On February 9 Storey told appellant that the earlier promises were withdrawn because appellant had lied in the earlier confessions. Appellant was then confronted with the property that had been recovered from Jackson. This was the property that appellant had told Storey (in the February 4 statement) that he had obtained in a burglary and delivered to Jackson, and that Jackson had confirmed was received by him from appellant. In response to confrontation with the stolen property, appellant confessed that he took it in the burglary in this case. Two written confessions were obtained during this interrogation, to two burglaries of the same premises on two consecutive nights. This was the first knowledge the police had of the burglary because the complaining witness had never reported it.

Appellant argues that the confessions given on the 9th were the product of the illegally obtained confession of the 4th and of the property recovered as a result of that illegal confession.[1] The above summary of the facts is drawn from the testimony of officer Storey given at the hearing on appellant's motion to suppress and is undisputed.

It is an established rule of law that a confession upon an inducement by a promise made or sanctioned by a person in authority is inadmissible. McMahon v. State, Tex.Cr.App., 582 S.W.2d 786, 790; Washington v. State, Tex.Cr.App., 582 S.W.2d 122; Wechsler v. State, 172 Tex. Crim. 559, 361 S.W.2d 379, 383; Fisher v. State, Tex. Cr.App., 379 S.W.2d 900, 902. The uncontradicted evidence in this case reveals that the confession of February 4 was illegally obtained by means of such an inducement, and would have been inadmissible had it been offered.

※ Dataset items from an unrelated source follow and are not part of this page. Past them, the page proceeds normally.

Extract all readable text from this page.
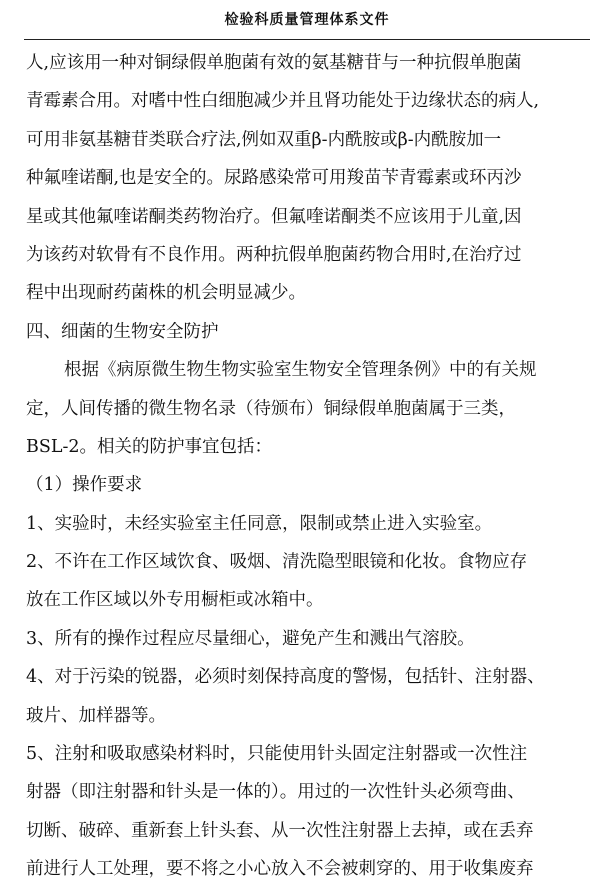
检验科质量管理体系文件
人,应该用一种对铜绿假单胞菌有效的氨基糖苷与一种抗假单胞菌
青霉素合用。对嗜中性白细胞减少并且肾功能处于边缘状态的病人,
可用非氨基糖苷类联合疗法,例如双重β-内酰胺或β-内酰胺加一
种氟喹诺酮,也是安全的。尿路感染常可用羧苗苄青霉素或环丙沙
星或其他氟喹诺酮类药物治疗。但氟喹诺酮类不应该用于儿童,因
为该药对软骨有不良作用。两种抗假单胞菌药物合用时,在治疗过
程中出现耐药菌株的机会明显减少。
四、细菌的生物安全防护
根据《病原微生物生物实验室生物安全管理条例》中的有关规
定，人间传播的微生物名录（待颁布）铜绿假单胞菌属于三类，
BSL-2。相关的防护事宜包括：
（1）操作要求
1、实验时，未经实验室主任同意，限制或禁止进入实验室。
2、不许在工作区域饮食、吸烟、清洗隐型眼镜和化妆。食物应存
放在工作区域以外专用橱柜或冰箱中。
3、所有的操作过程应尽量细心，避免产生和溅出气溶胶。
4、对于污染的锐器，必须时刻保持高度的警惕，包括针、注射器、
玻片、加样器等。
5、注射和吸取感染材料时，只能使用针头固定注射器或一次性注
射器（即注射器和针头是一体的）。用过的一次性针头必须弯曲、
切断、破碎、重新套上针头套、从一次性注射器上去掉，或在丢弃
前进行人工处理，要不将之小心放入不会被刺穿的、用于收集废弃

It is also established law that items discovered and seized as the product of an illegally obtained confession are also inadmissible as the illegal "fruits of the poisonous tree" unless the items "would have been obtained regardless by means sufficiently distinguishable from the underlying illegality to be purged of the primary taint." Noble v. State, Tex.Cr.App., 478 S.W.2d 83. The stolen property recovered from Jackson was discovered as a direct result of the illegal confession of February 4, and no showing was made that it otherwise would have been discovered. The property was thus likewise the product of the initial illegality, and inadmissible.

The third link in the chain of events and of our analysis is the use of the tainted property to secure appellant's confessions on February 9. At that time appellant was confronted with the property he had stolen, confronted with the fact that he had lied in his confession on February 4, and was asked where the property had come from. He then confessed to the offense prosecuted in the instant case. The exclusionary rule extends to statements that are the fruits of an illegal search as well as to the items seized. Smith v. State, Tex.Cr.App., 542 S.W.2d 420, 422. Here the property was the unlawful fruit of an earlier illegality, and that taint passed to the confessions admitted at trial, because those confessions were a product of the State's use of the tainted property.

The taint of illegality in this case passed to yet a fourth link in the chain. The burglary had never been reported to the police, and was first discovered by use of the tainted property of the second link and tainted confessions of the third link. As with the second and third links, so also with the fourth, there is no showing that the evidence would have been obtained, that the offense would have come to light, or that the testimony of the complaining witness have been secured, in the normal course of investigation, so as to purge the evidence of the primary taint. Nicholas v. State, Tex.Cr.App., 502 S.W.2d 169, 172-173.

*144 The confessions of February 9, being tainted by the initial illegality of the February 4th confession, should not have been admitted in evidence.

The judgment is reversed and the cause remanded.

NOTES

[1] Although appellant also asserts another theory in his attack on the confessions, we view the issue addressed here as the most serious. The State, in its brief, has made no reply to the theory of inadmissibility that we address today.